El dólar estadounidense cerró el 3 de julio a 5,17 reales brasileños, tras una caída del 0,67% respecto al cierre previo de 5,20. En la semana la divisa retrocedió apenas un 0,05%, mientras que en términos interanuales acumula una baja del 4,95%. La volatilidad actual, situada en 7,41%, se ubica por debajo del promedio de referencia del 10,71%, lo que indica una fase de relativa calma en el mercado cambiario.

Según las proyecciones de UBS, el real mantendrá una trayectoria estable con leve depreciación durante 2026. El banco espera un tipo de cambio de 5,40 reales por dólar en el primer trimestre y de 5,50 en el resto del año. Esta previsión combina factores externos favorables, como el inicio del ciclo de recortes de tasas por parte de la Reserva Federal y el buen desempeño de las materias primas, con presiones internas que limitan la apreciación de la moneda brasileña.

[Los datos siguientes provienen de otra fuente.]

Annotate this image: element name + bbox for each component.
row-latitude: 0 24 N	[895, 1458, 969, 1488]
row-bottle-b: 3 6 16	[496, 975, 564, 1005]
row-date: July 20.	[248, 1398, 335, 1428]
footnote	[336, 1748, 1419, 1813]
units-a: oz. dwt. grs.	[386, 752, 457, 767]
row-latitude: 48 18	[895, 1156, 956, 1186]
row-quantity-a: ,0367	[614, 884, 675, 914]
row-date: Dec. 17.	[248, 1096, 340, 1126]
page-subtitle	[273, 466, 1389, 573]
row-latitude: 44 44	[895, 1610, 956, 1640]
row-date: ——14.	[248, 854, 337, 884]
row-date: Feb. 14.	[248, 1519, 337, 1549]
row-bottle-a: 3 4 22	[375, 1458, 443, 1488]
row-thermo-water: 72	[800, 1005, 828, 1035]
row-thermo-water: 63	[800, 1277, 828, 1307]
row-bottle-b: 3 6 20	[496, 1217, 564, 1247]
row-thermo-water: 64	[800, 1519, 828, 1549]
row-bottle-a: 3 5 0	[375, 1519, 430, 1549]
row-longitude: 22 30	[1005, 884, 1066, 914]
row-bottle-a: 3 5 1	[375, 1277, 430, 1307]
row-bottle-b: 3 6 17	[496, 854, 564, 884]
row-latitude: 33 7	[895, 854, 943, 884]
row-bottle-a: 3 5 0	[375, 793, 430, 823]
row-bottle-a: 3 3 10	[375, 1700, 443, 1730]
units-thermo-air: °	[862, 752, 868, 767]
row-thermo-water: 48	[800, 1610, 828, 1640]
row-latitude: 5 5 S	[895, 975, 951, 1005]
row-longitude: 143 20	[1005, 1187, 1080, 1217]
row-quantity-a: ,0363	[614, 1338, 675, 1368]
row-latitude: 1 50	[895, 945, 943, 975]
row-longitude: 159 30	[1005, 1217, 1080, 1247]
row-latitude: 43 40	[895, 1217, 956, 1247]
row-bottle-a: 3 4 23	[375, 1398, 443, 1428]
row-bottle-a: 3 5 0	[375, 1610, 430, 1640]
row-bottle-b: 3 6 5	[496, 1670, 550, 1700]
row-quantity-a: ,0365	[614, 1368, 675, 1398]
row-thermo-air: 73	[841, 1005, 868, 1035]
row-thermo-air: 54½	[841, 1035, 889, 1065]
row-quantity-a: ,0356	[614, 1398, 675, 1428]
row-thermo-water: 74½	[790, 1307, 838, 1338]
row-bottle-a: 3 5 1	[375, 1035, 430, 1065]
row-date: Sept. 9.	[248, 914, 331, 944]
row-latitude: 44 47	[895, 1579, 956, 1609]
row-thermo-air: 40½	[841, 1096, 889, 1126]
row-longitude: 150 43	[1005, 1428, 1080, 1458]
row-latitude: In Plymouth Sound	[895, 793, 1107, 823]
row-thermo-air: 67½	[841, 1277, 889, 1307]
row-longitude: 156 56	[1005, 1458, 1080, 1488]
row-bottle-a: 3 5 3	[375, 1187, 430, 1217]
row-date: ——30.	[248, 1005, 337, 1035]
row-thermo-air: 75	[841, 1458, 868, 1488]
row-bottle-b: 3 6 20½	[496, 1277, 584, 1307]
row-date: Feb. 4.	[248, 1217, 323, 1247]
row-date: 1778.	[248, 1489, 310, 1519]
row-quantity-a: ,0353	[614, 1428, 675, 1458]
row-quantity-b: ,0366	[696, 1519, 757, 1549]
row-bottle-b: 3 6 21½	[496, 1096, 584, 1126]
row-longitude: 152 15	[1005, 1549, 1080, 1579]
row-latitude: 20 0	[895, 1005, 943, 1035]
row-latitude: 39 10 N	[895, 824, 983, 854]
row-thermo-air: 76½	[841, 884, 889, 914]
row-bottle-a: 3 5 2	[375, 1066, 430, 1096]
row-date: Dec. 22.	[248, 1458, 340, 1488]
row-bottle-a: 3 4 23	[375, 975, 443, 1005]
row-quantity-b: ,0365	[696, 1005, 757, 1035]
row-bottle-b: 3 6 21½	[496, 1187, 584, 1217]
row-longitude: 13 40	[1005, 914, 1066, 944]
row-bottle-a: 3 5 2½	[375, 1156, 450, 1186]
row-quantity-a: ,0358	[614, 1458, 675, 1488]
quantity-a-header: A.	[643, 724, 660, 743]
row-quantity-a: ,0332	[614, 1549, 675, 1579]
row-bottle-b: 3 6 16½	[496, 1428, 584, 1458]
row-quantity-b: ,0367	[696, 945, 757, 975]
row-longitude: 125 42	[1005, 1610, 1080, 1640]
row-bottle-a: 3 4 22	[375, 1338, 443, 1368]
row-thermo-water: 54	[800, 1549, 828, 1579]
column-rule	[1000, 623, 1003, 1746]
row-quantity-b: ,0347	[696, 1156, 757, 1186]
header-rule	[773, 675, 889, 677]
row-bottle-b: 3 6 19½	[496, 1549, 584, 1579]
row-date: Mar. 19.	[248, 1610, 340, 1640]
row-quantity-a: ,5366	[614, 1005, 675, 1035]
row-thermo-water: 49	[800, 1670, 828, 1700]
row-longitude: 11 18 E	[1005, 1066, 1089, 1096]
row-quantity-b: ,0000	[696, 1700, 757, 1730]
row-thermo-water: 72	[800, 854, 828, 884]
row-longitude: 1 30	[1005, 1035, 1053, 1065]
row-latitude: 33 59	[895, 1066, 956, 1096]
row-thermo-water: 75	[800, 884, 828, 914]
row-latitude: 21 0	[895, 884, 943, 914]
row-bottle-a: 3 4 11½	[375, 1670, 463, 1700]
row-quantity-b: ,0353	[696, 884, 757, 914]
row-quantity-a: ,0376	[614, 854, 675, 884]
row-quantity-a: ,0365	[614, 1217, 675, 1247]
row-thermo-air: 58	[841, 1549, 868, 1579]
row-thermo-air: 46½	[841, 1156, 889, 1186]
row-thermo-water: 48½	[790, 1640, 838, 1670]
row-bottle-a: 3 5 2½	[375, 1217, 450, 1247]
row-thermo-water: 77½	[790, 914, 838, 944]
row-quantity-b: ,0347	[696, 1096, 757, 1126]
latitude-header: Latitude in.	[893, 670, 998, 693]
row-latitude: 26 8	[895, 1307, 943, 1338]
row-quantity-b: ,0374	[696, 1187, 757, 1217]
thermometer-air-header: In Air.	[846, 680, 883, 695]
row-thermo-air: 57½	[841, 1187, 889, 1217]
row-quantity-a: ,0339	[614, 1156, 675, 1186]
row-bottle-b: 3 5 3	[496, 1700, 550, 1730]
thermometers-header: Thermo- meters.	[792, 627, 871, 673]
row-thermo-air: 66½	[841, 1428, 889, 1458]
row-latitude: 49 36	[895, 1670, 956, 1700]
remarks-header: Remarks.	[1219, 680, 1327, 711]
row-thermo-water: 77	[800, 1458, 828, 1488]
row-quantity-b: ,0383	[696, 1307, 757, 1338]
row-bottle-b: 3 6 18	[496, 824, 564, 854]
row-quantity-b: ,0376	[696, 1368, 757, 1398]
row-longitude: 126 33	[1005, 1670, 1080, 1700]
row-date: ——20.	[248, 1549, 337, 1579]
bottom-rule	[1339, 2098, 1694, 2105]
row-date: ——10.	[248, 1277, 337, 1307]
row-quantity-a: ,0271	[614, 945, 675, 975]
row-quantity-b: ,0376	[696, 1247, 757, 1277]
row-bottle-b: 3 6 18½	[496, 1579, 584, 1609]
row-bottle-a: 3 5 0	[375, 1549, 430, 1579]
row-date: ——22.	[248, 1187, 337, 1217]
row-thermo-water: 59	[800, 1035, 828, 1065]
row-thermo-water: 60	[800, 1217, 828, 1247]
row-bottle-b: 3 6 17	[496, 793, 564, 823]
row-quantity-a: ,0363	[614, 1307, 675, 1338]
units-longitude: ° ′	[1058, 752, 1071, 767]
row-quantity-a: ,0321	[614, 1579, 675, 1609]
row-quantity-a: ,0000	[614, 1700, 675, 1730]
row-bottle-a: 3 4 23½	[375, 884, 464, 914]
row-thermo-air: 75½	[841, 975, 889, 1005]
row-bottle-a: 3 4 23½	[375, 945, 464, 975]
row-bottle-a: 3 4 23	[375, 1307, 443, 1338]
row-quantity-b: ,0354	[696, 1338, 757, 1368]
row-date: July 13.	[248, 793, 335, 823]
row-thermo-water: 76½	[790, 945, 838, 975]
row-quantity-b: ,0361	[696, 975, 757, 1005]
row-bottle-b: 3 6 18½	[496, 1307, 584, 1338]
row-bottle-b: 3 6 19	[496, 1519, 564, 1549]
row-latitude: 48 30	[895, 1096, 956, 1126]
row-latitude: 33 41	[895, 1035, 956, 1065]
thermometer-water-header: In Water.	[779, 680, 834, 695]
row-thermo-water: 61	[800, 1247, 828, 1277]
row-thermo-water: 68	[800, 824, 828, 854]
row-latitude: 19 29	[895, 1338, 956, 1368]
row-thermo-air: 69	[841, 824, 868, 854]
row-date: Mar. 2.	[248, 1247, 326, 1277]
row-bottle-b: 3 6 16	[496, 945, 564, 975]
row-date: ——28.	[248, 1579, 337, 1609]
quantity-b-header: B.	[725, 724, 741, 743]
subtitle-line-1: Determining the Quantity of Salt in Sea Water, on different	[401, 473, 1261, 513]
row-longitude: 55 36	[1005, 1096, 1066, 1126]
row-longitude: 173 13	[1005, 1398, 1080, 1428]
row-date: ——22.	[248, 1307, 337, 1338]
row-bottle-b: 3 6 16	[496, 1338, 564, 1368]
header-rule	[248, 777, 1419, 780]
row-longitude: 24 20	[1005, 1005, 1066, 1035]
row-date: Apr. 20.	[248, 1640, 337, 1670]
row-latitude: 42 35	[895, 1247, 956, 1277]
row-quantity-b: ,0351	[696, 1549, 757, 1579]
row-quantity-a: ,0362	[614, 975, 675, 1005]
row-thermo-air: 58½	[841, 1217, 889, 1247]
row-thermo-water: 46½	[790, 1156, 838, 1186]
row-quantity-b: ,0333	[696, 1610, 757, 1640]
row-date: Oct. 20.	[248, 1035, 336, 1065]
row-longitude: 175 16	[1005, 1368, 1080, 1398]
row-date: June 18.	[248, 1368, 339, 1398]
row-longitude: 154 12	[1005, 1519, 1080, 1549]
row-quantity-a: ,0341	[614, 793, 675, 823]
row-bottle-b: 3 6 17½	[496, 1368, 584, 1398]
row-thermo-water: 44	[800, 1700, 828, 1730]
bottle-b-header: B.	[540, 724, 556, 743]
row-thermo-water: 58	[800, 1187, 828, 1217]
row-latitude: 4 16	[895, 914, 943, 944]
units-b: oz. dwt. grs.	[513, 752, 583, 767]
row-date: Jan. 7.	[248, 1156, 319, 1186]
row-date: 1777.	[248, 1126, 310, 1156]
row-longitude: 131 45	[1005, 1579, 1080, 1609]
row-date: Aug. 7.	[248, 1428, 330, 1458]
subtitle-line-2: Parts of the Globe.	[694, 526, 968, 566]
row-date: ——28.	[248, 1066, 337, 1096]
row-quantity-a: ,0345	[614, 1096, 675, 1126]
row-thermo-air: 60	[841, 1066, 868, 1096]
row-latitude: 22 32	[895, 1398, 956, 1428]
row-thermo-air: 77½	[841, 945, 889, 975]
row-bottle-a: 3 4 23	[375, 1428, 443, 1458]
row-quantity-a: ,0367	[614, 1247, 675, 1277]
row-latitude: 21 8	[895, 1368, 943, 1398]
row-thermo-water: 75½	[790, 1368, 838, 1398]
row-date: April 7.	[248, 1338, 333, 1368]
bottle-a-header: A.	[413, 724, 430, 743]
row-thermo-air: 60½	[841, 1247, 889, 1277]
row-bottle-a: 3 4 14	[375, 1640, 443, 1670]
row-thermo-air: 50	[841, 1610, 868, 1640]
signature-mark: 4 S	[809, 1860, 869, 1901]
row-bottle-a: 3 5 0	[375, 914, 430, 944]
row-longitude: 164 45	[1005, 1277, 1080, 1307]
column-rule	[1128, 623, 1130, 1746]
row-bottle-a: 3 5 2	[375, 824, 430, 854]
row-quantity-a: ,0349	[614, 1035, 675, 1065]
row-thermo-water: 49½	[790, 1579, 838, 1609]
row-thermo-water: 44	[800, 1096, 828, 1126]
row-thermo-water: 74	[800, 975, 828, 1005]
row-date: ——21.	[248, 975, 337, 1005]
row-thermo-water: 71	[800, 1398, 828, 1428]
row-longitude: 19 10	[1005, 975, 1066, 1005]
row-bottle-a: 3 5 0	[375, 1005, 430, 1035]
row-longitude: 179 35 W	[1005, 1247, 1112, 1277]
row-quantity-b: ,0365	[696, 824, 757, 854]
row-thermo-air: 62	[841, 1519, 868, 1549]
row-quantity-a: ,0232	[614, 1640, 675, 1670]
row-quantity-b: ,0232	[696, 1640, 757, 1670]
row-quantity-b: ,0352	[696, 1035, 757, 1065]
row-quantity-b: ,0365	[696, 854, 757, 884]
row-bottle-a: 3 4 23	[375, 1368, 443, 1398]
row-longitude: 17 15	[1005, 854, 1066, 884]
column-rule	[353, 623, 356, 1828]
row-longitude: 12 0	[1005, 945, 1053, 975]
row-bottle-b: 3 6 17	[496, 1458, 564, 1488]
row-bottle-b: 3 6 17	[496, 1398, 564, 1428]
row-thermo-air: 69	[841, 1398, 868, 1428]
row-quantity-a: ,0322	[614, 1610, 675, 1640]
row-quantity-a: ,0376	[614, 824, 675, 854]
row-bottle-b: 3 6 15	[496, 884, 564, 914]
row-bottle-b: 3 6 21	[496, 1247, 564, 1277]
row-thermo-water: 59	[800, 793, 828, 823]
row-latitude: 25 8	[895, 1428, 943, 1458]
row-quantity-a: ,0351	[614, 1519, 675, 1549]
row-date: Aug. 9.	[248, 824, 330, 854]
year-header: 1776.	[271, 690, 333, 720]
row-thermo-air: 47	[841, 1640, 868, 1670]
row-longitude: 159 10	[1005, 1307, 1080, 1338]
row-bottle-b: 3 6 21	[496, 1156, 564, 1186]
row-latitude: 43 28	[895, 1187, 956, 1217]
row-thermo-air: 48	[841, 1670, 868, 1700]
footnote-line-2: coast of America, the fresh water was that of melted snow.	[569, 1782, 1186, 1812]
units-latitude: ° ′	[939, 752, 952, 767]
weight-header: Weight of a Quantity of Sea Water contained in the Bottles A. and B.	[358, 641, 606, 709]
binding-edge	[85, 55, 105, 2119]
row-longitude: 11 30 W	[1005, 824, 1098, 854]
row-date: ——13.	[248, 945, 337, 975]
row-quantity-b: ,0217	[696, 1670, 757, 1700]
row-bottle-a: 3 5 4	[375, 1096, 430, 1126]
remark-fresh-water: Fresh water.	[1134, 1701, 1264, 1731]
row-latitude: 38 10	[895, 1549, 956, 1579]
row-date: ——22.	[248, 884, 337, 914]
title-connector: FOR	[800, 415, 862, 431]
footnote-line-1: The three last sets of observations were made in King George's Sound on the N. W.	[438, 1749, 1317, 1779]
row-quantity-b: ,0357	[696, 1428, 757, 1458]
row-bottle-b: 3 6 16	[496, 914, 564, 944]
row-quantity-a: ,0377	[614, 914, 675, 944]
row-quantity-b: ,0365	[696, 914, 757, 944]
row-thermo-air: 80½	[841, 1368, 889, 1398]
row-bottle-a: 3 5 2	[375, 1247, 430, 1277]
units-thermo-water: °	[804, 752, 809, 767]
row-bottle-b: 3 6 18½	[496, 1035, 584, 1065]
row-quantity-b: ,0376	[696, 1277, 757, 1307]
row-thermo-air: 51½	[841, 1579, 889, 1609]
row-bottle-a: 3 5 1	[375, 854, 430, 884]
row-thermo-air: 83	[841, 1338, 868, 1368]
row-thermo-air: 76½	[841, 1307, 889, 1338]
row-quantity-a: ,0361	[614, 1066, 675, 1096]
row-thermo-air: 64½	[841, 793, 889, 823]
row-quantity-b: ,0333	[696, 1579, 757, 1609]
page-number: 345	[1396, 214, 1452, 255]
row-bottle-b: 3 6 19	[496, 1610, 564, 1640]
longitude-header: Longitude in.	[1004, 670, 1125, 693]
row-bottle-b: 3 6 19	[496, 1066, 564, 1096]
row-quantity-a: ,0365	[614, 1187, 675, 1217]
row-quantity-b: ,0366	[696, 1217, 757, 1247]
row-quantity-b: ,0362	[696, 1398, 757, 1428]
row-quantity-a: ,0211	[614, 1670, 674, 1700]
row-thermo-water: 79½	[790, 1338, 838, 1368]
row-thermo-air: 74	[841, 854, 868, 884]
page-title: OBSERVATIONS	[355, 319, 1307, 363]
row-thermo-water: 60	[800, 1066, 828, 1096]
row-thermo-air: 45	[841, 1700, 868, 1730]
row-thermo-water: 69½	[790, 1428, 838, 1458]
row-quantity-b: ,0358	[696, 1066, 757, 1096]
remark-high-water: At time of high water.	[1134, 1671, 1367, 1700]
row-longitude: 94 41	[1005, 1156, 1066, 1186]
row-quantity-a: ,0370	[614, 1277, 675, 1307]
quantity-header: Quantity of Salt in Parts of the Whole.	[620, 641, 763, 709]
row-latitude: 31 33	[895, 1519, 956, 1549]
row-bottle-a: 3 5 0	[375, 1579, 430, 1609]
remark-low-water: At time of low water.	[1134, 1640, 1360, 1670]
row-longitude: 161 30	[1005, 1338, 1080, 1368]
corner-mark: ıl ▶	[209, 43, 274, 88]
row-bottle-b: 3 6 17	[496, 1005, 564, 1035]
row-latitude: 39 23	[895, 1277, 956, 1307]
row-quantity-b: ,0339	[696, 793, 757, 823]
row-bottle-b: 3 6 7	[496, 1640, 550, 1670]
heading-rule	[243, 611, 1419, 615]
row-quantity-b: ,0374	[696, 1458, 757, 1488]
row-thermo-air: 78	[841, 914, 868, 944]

Presiones fiscales y monetarias
El déficit fiscal proyectado en 8,5% del PIB y una deuda pública cercana al 80% elevan la percepción de riesgo y restringen la llegada de capitales. Al mismo tiempo, la reducción prevista de la tasa Selic hasta 12,5% a fines de 2026 debilitará el atractivo del carry trade, mientras el déficit en cuenta corriente alcanzaría 3,6% del PIB. Estos elementos configuran un escenario en el que la estabilidad cambiaria dependerá de la capacidad del gobierno para contener el desequilibrio fiscal sin comprometer el crecimiento.